Many people don’t seem to realize that our sales tax is also a use tax. If a taxable item is bought outside Georgia and brought to be used in Georgia, it becomes subject to the Georgia use tax, which is the same as the sales tax.

Other states have similar laws. States have their bags of tricks as much as the taxpayers do.

What nobody talks about much in Georgia is the isolated or casual sale exception, recognized in a Georgia Supreme Court case that dates back to 1959, when the tax rate was 3 percent.

Williams v. Suwanee Longleaf Manufacturing Co., 97 Ga. App. 431 (1958), affirmed by the Georgia Supreme Court at 214 Ga. 613 (1959), recognizes an exemption from sales tax for casual sales.

That may account for the disparate treatment of used car sales. When a person sells his used car to a neighbor, it’s a casual sale; when a used car dealer sells a used car to a customer, it’s not (and thus subject to sales tax). There have been attempts in recent years to tax them all, because it’s so easy to collect the tax when the new title is applied for.

As a sales tax was undoubtedly paid when the car was purchased new, the state obviously gets a second bite at the apple.
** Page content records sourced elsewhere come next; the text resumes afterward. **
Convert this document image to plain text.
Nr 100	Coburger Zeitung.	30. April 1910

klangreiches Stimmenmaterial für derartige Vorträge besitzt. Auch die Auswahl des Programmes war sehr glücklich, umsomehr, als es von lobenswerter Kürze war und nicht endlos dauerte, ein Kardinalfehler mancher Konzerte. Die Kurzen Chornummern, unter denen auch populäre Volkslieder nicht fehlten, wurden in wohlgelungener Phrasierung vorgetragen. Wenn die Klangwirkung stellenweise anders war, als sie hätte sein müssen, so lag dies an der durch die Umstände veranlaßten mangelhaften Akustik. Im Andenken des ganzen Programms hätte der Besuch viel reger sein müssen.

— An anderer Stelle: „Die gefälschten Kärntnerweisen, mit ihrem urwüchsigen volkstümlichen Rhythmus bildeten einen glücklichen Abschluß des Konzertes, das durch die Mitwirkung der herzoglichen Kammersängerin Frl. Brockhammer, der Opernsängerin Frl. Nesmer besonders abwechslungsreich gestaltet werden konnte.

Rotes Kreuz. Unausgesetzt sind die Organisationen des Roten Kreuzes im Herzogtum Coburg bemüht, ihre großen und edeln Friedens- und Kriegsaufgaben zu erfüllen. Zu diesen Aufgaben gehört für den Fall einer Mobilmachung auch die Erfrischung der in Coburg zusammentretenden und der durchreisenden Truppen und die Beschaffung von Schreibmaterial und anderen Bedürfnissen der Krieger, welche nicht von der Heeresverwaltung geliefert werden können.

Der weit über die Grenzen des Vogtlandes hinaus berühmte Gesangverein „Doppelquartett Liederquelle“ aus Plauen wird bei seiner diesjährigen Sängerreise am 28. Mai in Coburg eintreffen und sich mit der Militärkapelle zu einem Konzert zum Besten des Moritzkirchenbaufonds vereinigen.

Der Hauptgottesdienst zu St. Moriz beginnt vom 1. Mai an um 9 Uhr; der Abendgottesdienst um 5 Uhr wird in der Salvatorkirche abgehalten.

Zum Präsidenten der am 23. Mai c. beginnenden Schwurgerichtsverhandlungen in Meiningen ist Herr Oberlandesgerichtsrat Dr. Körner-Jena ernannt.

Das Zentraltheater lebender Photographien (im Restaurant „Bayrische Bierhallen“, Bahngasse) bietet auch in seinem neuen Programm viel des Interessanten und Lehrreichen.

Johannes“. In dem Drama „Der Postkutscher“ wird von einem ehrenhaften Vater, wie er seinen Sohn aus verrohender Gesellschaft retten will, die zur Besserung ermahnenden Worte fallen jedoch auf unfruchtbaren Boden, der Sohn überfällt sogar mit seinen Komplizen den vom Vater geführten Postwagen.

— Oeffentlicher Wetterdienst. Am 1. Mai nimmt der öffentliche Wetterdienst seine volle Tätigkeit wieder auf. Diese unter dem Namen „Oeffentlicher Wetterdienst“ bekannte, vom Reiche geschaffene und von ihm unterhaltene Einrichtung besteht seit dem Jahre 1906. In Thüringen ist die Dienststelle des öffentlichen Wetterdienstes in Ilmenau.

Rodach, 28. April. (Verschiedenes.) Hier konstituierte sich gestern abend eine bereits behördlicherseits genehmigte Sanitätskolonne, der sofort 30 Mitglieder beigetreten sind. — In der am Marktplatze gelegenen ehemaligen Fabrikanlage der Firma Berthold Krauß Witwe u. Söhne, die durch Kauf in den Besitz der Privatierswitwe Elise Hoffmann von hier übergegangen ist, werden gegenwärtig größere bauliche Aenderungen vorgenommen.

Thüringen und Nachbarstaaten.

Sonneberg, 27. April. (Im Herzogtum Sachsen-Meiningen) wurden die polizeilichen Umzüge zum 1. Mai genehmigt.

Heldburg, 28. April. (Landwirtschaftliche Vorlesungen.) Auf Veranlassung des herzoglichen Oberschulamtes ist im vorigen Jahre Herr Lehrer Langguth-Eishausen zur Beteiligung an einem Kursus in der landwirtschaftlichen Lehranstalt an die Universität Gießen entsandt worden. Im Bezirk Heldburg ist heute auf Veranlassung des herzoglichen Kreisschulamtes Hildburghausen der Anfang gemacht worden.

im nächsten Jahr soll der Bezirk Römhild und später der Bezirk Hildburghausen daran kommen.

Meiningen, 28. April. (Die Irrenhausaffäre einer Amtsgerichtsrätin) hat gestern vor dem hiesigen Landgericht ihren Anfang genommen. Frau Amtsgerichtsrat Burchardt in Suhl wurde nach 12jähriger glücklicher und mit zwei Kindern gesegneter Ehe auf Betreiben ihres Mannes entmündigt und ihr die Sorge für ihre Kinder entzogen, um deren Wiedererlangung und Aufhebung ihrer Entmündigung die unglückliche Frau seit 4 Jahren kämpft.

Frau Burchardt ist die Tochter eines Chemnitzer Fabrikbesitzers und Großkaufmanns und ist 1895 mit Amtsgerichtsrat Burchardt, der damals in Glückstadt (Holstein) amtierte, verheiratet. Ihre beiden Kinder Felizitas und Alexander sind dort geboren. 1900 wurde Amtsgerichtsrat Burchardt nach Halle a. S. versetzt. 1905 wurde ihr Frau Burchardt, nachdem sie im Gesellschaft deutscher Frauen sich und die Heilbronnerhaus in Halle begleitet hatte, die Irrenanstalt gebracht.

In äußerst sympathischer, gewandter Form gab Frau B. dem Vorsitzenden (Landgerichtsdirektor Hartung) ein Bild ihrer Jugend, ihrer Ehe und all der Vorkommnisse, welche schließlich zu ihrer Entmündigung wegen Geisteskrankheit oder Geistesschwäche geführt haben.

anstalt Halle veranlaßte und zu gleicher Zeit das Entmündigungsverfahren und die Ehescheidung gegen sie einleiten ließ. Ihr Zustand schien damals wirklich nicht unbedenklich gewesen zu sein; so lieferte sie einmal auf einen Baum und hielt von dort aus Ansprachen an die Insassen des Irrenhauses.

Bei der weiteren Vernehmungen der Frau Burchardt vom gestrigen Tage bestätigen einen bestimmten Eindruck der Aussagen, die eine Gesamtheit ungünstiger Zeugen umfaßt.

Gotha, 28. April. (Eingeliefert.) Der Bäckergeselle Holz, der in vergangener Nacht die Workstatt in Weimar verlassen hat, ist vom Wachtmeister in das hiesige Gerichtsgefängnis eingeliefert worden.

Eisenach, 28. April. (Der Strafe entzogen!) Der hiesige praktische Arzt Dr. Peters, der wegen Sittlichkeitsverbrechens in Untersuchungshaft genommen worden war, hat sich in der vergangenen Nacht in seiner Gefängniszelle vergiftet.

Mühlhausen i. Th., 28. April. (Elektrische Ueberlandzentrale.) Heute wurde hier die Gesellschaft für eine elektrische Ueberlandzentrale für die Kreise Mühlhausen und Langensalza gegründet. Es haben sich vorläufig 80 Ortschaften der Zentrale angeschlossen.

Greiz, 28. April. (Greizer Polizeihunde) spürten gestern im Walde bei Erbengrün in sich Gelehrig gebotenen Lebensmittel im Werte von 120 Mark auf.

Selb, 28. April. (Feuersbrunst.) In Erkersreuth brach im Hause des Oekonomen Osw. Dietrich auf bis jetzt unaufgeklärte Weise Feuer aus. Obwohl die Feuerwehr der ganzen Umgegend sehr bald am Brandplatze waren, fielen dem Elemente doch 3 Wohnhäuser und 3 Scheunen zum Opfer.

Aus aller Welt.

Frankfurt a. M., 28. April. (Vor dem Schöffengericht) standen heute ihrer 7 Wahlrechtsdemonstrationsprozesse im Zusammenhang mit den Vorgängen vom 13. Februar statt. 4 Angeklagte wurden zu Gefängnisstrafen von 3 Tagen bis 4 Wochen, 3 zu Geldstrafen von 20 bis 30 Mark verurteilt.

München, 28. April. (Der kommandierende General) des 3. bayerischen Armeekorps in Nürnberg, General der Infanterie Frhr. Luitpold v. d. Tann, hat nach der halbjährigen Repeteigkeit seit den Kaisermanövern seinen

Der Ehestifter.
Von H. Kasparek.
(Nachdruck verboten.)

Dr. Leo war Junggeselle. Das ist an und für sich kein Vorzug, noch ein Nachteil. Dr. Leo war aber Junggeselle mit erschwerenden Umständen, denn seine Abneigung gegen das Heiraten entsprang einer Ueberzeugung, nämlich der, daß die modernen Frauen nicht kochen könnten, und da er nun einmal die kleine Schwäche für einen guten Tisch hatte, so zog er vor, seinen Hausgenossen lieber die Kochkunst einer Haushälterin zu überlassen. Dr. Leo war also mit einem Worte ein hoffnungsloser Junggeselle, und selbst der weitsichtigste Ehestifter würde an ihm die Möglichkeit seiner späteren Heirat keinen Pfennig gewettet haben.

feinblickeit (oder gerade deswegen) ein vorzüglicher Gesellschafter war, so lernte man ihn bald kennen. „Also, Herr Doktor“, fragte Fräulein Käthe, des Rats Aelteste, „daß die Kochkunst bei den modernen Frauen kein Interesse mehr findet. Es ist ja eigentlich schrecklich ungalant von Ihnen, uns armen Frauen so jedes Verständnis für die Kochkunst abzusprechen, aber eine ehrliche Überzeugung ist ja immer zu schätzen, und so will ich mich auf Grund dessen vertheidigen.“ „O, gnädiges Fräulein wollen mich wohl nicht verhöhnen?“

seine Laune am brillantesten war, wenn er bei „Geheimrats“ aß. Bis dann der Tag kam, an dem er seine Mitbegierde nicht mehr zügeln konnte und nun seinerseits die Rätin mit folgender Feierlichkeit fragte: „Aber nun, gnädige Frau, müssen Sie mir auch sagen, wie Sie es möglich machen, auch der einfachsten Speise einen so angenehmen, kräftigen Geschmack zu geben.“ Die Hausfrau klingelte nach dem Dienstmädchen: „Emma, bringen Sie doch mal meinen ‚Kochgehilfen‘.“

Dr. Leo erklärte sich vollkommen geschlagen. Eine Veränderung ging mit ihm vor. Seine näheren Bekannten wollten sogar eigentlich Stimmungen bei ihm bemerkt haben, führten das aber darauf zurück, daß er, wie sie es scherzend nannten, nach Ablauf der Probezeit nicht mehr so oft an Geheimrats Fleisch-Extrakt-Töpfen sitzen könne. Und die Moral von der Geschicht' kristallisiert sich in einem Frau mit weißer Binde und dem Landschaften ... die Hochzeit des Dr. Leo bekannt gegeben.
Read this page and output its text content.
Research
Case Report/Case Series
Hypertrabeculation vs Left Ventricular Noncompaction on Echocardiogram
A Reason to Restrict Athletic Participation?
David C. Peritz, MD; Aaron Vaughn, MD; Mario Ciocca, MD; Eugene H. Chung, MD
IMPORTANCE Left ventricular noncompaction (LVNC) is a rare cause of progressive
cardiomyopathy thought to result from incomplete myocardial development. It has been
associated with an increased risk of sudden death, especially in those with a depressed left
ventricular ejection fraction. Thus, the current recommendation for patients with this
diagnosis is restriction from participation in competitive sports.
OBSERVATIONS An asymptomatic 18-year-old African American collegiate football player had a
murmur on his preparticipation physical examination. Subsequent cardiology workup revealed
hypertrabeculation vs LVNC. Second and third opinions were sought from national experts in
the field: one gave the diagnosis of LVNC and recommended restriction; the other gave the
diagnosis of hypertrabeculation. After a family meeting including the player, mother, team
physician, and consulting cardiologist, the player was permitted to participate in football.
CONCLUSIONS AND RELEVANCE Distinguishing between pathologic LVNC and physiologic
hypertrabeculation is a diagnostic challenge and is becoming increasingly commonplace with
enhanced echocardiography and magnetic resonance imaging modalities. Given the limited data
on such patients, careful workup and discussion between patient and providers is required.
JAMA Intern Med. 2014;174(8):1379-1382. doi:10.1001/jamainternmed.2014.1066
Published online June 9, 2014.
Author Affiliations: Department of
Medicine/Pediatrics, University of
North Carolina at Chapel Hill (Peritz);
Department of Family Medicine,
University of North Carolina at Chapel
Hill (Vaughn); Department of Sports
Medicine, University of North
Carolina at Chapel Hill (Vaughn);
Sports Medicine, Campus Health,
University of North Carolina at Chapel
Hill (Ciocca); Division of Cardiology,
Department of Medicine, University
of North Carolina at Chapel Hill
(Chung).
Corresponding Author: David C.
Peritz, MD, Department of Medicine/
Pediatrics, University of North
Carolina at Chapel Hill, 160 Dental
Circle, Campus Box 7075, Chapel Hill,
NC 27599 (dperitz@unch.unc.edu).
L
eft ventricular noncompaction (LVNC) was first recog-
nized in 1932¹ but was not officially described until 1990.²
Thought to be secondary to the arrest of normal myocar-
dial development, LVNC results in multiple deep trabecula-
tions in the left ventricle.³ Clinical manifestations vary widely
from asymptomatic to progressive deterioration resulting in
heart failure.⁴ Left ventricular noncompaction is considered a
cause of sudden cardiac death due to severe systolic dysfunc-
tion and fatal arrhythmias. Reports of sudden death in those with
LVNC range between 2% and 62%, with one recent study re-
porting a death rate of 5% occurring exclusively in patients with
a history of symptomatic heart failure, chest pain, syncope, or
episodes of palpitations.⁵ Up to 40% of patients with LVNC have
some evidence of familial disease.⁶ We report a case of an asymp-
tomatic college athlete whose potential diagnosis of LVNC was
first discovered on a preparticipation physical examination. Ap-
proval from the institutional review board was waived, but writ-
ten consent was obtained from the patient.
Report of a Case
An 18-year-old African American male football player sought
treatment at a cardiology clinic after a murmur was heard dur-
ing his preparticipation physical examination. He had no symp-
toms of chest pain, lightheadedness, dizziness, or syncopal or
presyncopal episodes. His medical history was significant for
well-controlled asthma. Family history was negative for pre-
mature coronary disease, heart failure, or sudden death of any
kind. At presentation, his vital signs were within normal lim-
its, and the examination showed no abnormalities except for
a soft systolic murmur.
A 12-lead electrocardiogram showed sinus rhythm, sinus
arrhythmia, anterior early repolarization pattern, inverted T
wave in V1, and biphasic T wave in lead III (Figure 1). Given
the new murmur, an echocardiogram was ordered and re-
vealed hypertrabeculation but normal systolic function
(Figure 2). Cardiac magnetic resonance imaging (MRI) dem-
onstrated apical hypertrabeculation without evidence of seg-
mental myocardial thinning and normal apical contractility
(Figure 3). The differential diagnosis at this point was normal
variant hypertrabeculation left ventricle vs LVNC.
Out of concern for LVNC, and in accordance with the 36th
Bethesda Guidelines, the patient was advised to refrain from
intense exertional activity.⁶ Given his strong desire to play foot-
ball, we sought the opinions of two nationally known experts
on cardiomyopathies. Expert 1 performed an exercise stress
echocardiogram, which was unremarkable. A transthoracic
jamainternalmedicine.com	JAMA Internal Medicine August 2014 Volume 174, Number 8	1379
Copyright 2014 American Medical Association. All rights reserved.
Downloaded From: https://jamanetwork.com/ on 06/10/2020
Are purchases through the Internet, where the seller enjoys the benefit of a U.S. Supreme Court ruling that it can’t be required to collect sales tax if it has no connection to the purchaser’s state and is essentially out of the reach of the purchaser’s state government, subject to the casual sale exception? You will not hear state auditors bring up the Suwanee Longleaf case, to be sure. For them, it’s best forgotten.

As sales tax rates go up, the stakes go up.

The collection of sales tax by the state is not the simple little affair that some people think it is. With some exceptions, income tax is collected roughly 24 times a year, whenever there’s a payday. Sales tax is collectible every day, many times a day, in many venues, though a middleman. As the rate goes up, expect more aggressive action from both those who seek to avoid it and state employees charged with bringing it home. It does not come home by itself.

The next time you buy a little bit of firewood for your fireplace from a neighbor, ask yourself whether he should collect sales tax from you, or whether you yourself ought to pay a use tax to the state. After how many cords of wood do the sales stop being casual?

Far too many people have lulled themselves into believing that a sales tax is the easy way to solve all manners of government-related problems. With low sales tax rates, a lot of issues were allowed to slide. The more we ratchet up our sales tax, the more we can expect to feel the bite of enforcement. Feeding that puppy makes it bigger and hungrier.

[Claude Y. Paquin, a Fayette County resident, is a retired actuary and lawyer who upon graduation with a doctor of law with distinction degree from Emory University received its Prentice-Hall award as the graduating student demonstrating the greatest proficiency in tax law.]